There are various reports that the test flight crew, co-pilot commander Peter Siebold and co-pilot Michael Alsbury had been concerned about the temperature of the stored high-pressure, liquefied nitrous oxide prior to departure. Whether those recent reports are correct or not, there were earlier reports of concerns about this problem dating back to a ground fuel test using nitrous oxide in 2007 which killed three engineers. The oxidiser is considered dangerously unstable as it reaches temperatures where the liquid form turns to gas.
Enterprise was lifted by another special craft to 50,000 feet and dropped, as intended prior to engine ignition. Several seconds after the rocket fired up the flame appeared to go out, and shortly after that a cloud of unburned fuel appeared to surround the suddenly tumbling space craft, which broke up, with some evidence of flame seen through the mist that enveloped the by-then wingless fuselage. Peter Siebold parachuted to safety but was seriously injured.

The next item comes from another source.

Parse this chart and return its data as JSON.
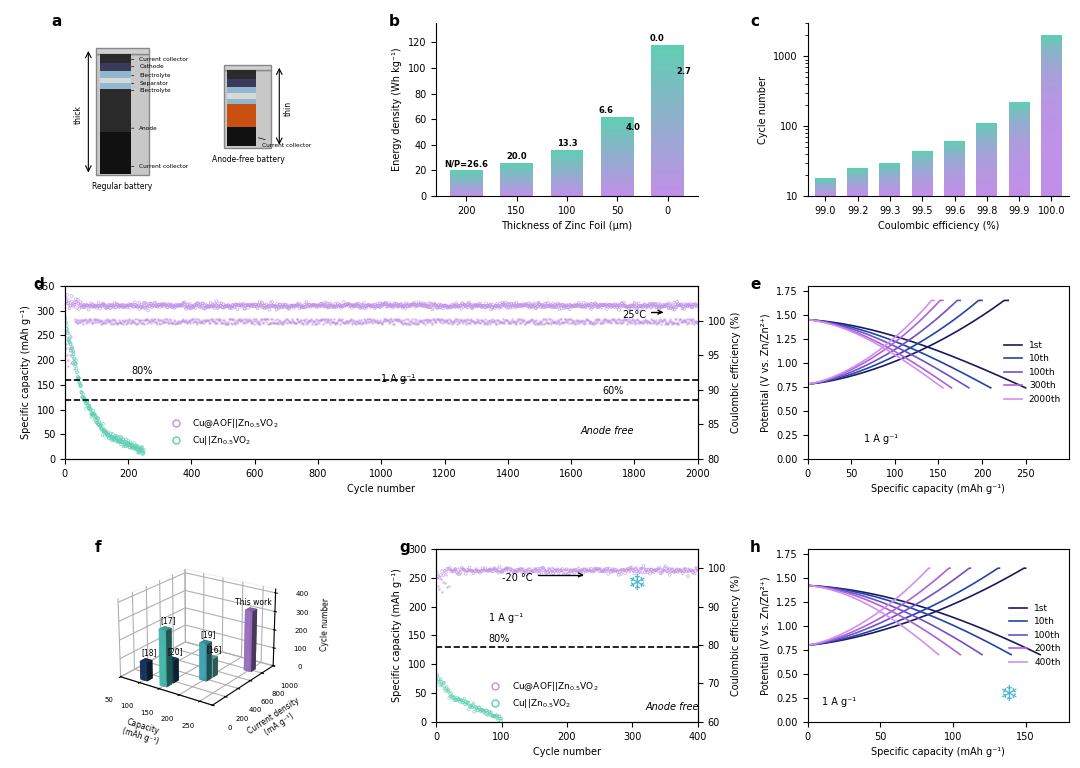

Michael Alsbury was found dead amid the wreckage.
Virgin Galactic, set up in 2004, had initially promised to start its paid thrill rides in 2007 using a fleet of five SpaceShipTwos. The only such vehicle built for it by Scaled Composites has now been destroyed, performing an experimental flight that was supposed to help clear the same craft to carry up to six passengers at US$250,000 each by year’s end.
The second such space ship, the VSS Voyager, won’t be ready until at least 2016, and it is now being built solely by Virgin Galactic, after its construction and design joint venture with Scaled Composites ended in 2012.
The results of the accident investigation by America’s National Transportation Safety Board will take at least a year. It has the power to recommend changes to the design and the fuel system, which could take many years and hundreds of millions of dollars to implement, a task made even more difficult for a Virgin Galactic that no longer has its spaceship designer or its skill base on board, and may not have its claimed 800 customers ready to pay up and board either.
There is no doubt in the space industry that mass space tourism will come to pass — eventually. But it doesn’t look like it will happen the Virgin way.